New Year, New Contact Centre Strategy

New Year, New Contact Centre Strategy image NewYear 300x300.jpg

December 23, 2014

 

Don’t worry we’re not wishing 2014 to be over and done with, we are just prepared. And contact centres should be too, as customer relationship management is more important than ever to deliver the best customer experience possible.

What used to be the call centre is now the contact centre. Multi-channel online customer service is increasingly allowing customers to contact businesses through channels of their choice. But valiant efforts to deliver multi-channel customer service can still crash and burn spectacularly if not deployed properly, with contact centres having to evolve and adapt accordingly. If contact centre agents aren’t equipped with the right tools to help them achieve these new challenges set to them, they will become frustrated and less engaged.

According to a study by the Gallup Employee Engagement Index, contact centre agent – which falls under the ‘service worker’ category – engagement is actually declining. Employee engagement is a growing concern for organisations as customer experience affects both brand perception and revenue.

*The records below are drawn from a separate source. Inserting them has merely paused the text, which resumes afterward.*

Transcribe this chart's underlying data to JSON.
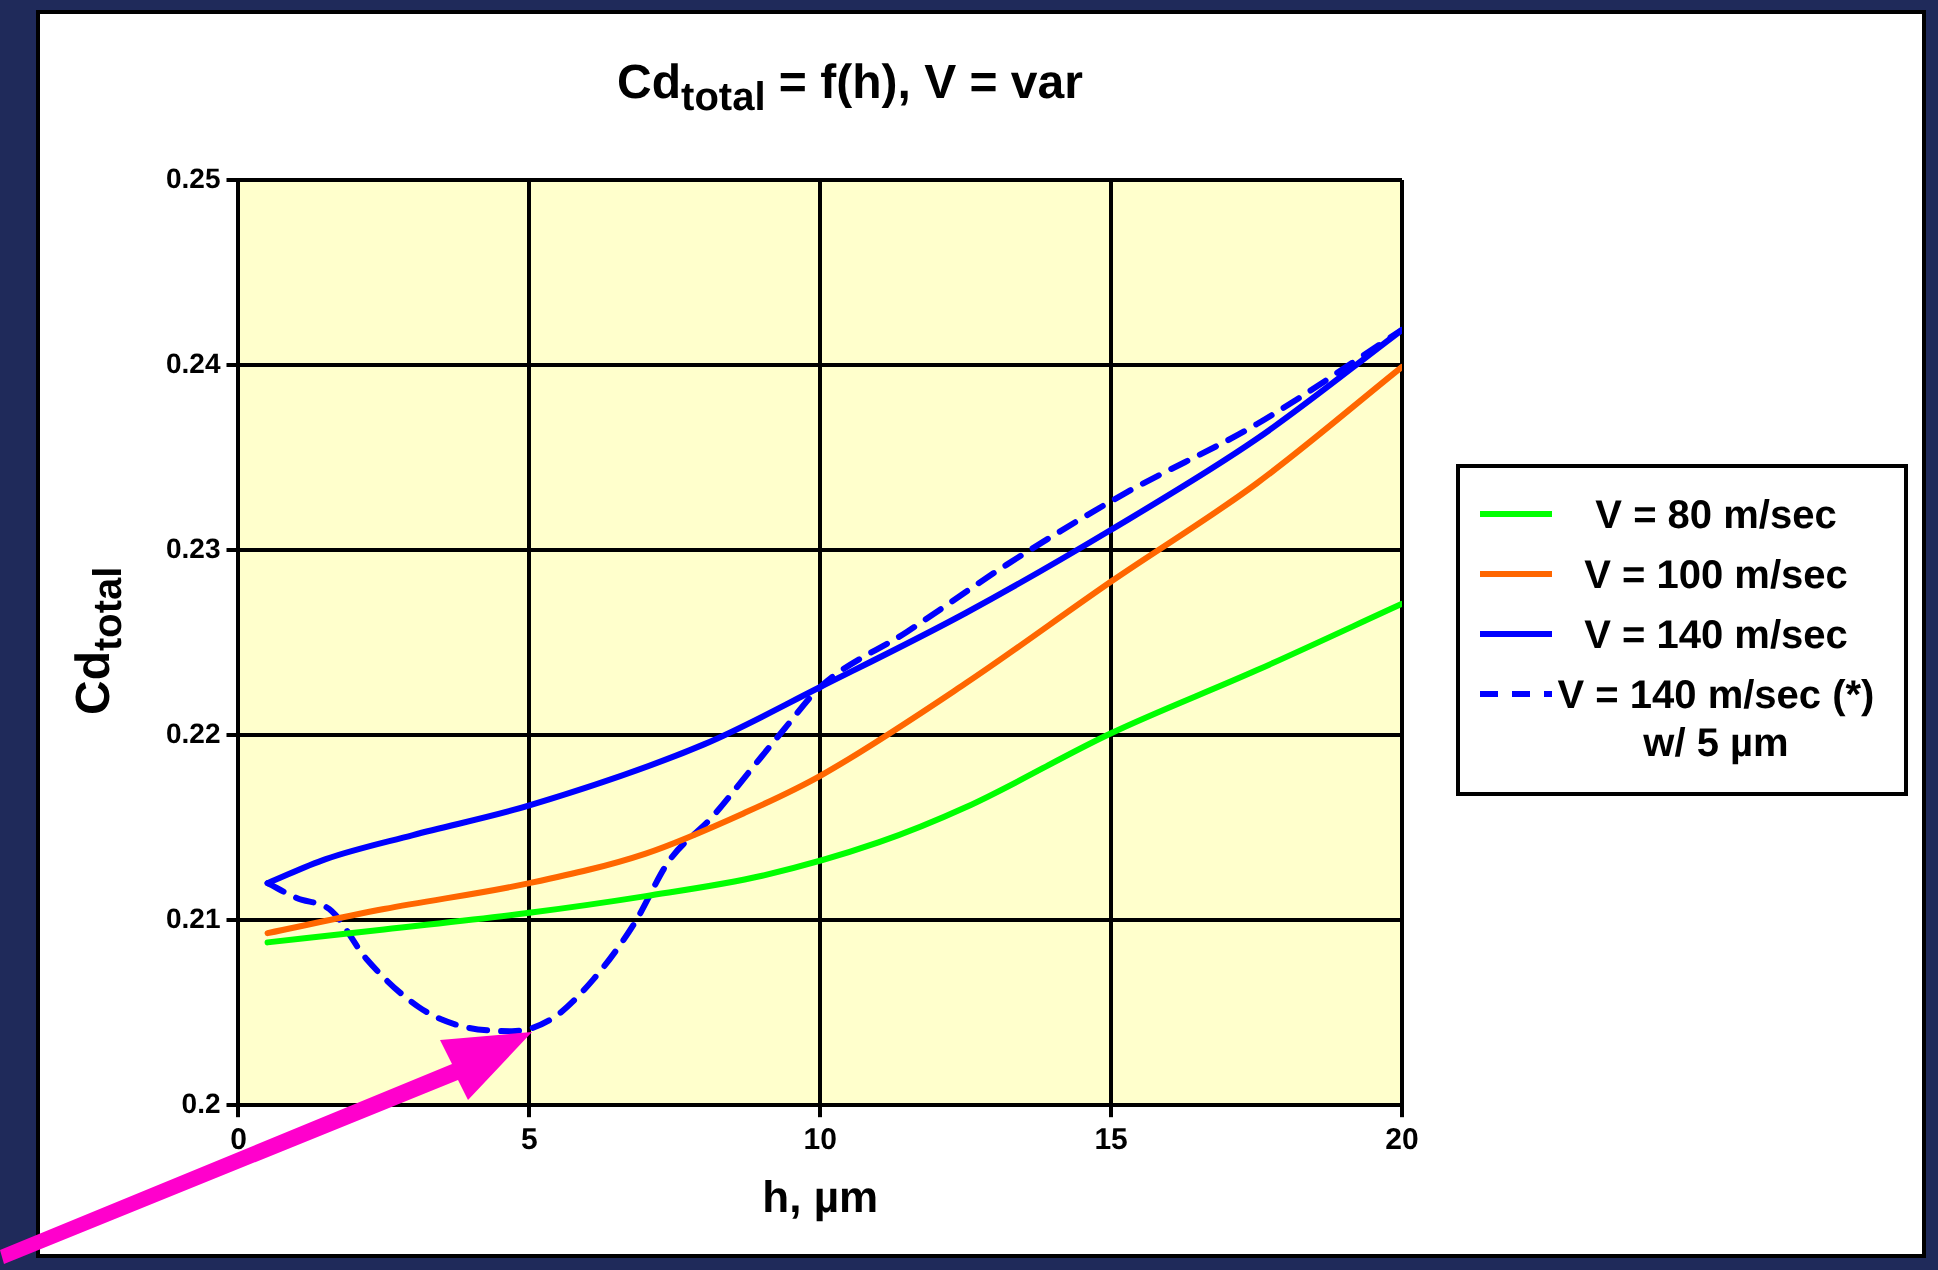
{
  "chart_data": {
    "type": "line",
    "title": "Cd$_{total}$ = f(h),  V = var",
    "xlabel": "h, µm",
    "ylabel": "Cd$_{total}$",
    "xlim": [
      0,
      20
    ],
    "xticks": [
      0,
      5,
      10,
      15,
      20
    ],
    "ylim": [
      0.2,
      0.25
    ],
    "yticks": [
      0.2,
      0.21,
      0.22,
      0.23,
      0.24,
      0.25
    ],
    "grid": true,
    "legend": "right",
    "marker": "none",
    "series": [
      {
        "name": "V = 80 m/sec",
        "color": "#00ff00",
        "x": [
          0.5,
          2.5,
          5,
          7,
          9,
          11,
          12.5,
          15,
          17.5,
          20
        ],
        "values": [
          0.2088,
          0.2095,
          0.2104,
          0.2113,
          0.2124,
          0.2142,
          0.2161,
          0.2201,
          0.2235,
          0.2271
        ]
      },
      {
        "name": "V = 100 m/sec",
        "color": "#ff6600",
        "x": [
          0.5,
          2.5,
          5,
          7,
          8.7,
          10,
          12.5,
          15,
          17.5,
          20
        ],
        "values": [
          0.2093,
          0.2106,
          0.212,
          0.2136,
          0.2158,
          0.2178,
          0.2228,
          0.2283,
          0.2336,
          0.2399
        ]
      },
      {
        "name": "V = 140 m/sec",
        "color": "#0000ff",
        "x": [
          0.5,
          1.5,
          3,
          5,
          8,
          10,
          12.5,
          15,
          17.5,
          20
        ],
        "values": [
          0.212,
          0.2133,
          0.2146,
          0.2162,
          0.2195,
          0.2226,
          0.2266,
          0.2311,
          0.236,
          0.2419
        ]
      },
      {
        "name": "V = 140 m/sec (*) w/ 5 µm",
        "color": "#0000ff",
        "line_style": "dashed",
        "x": [
          0.5,
          1,
          1.6,
          2.2,
          3.1,
          3.8,
          4.7,
          5.4,
          6.1,
          6.8,
          7.4,
          8.15,
          8.8,
          9.4,
          10,
          11.5,
          13.2,
          15.2,
          17.5,
          20
        ],
        "values": [
          0.212,
          0.2112,
          0.2105,
          0.2079,
          0.2053,
          0.2043,
          0.204,
          0.2047,
          0.2068,
          0.2098,
          0.2132,
          0.2156,
          0.2181,
          0.2204,
          0.2226,
          0.2256,
          0.2292,
          0.233,
          0.2368,
          0.2419
        ]
      }
    ]
  }
}
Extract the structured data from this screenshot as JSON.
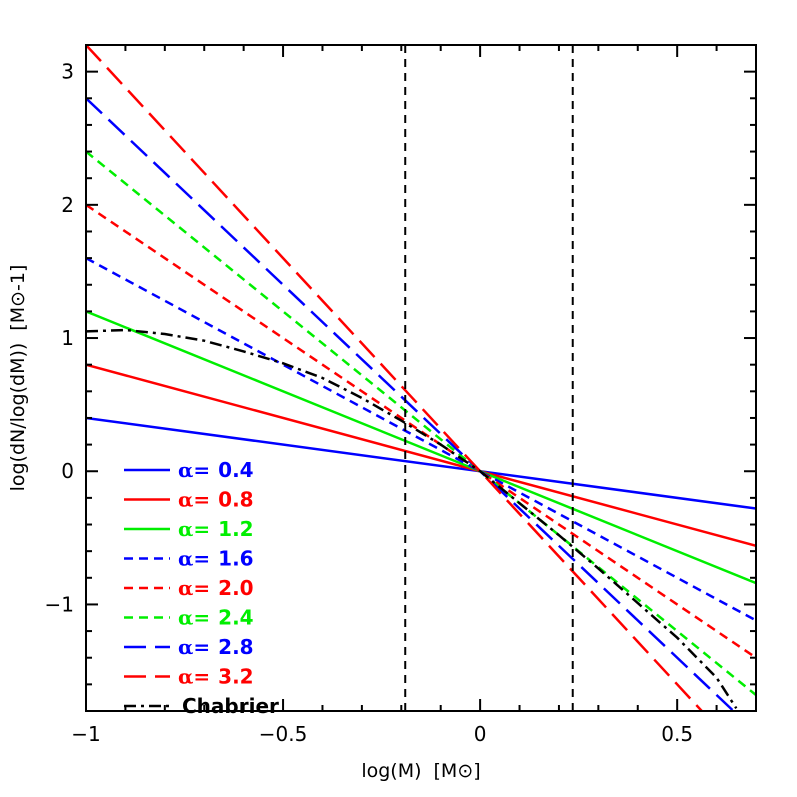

Engaging employees is most certainly not a game, but gamification could be well positioned to help. The concept of gamification seems to speak to employees in a positive way and set imaginations alight. Organizations that deployed gamification have seen annual revenue grow nearly twice as fast as their peers according to a report by Aberdeen Research in 2012.

Win, measure, motivate
Gamification is great way to keep contact centre agents involved and interacting with colleagues, and not just for the newer generation, who grew up with gaming.

A reward system for contact centre agents – when they hit certain sales or service goals within the day, week, month or year – it’s powerful when recognition comes from achievements that are tightly aligned with company goals. A strong driver of collaboration, gamification can help identify top performers and encourage them to publish their best practices in a central library for others to view.

Up your street credit
But requiring all sales and support channels to work synergistically – to seamlessly deliver a on a brand’s promise to each customer segment – the contact centre customer service platform in turn, needs to deliver on a consistent experience at every customer interaction. On top of New Year’s resolution list should be:

  1. Credibility
    A centralized and shared knowledge management solution will ensure that the same information is given to customers across all contact channels, helping to improve satisfaction rates. Clearly sign-posted on a home and contact page, this will enable customers to find answers to their own questions. An extended knowledge-base into a brand’s contact centre will ensure that agents give customers consistent, accurate and timely answers to their questions. This will help to reduce agent-training times and increase conversions, whilst improving the overall customer experience.
  2. Reliability
    Providing an opportunity for those customers with more complex enquiries to be seamlessly escalated to one-on-one dialogue with a contact centre agent, saves them the frustrating experience of having to call the contact centre and wait on hold for minutes at a time. These web chat sessions can be automatically triggered to help reduce abandonment rates.
  3. Intimacy
    Offering the same level of customer service and extending the FAQ knowledge-base onto mobile or social media sites, can help to meet customer’s expectations for instant, 24/7 customer service. Investment in the right online customer service technology can provide a cost effective service across whichever channels customers choose to contact a company.
  4. Focus
    Customer complaints and feedback provide vital insight into areas for improvement. Offering customers and staff on the frontline dealing with customer complaints a mechanism to suggest improvement, and regularly analyzing this information, enables organizations to optimize their service offering, helping towards meeting regulatory guidelines. Responding and acting on feedback lets customers and team members know that their opinions are valued.

Most New Year’s resolutions don’t last

Organizations have to understand both their customers’ and employees’ needs to invest in implementing the right customer service technology to meet these requirements consistently across all channels. This can be difficult as timing, cost, and collaboration all play a part in the delivery of a successful customer service strategy.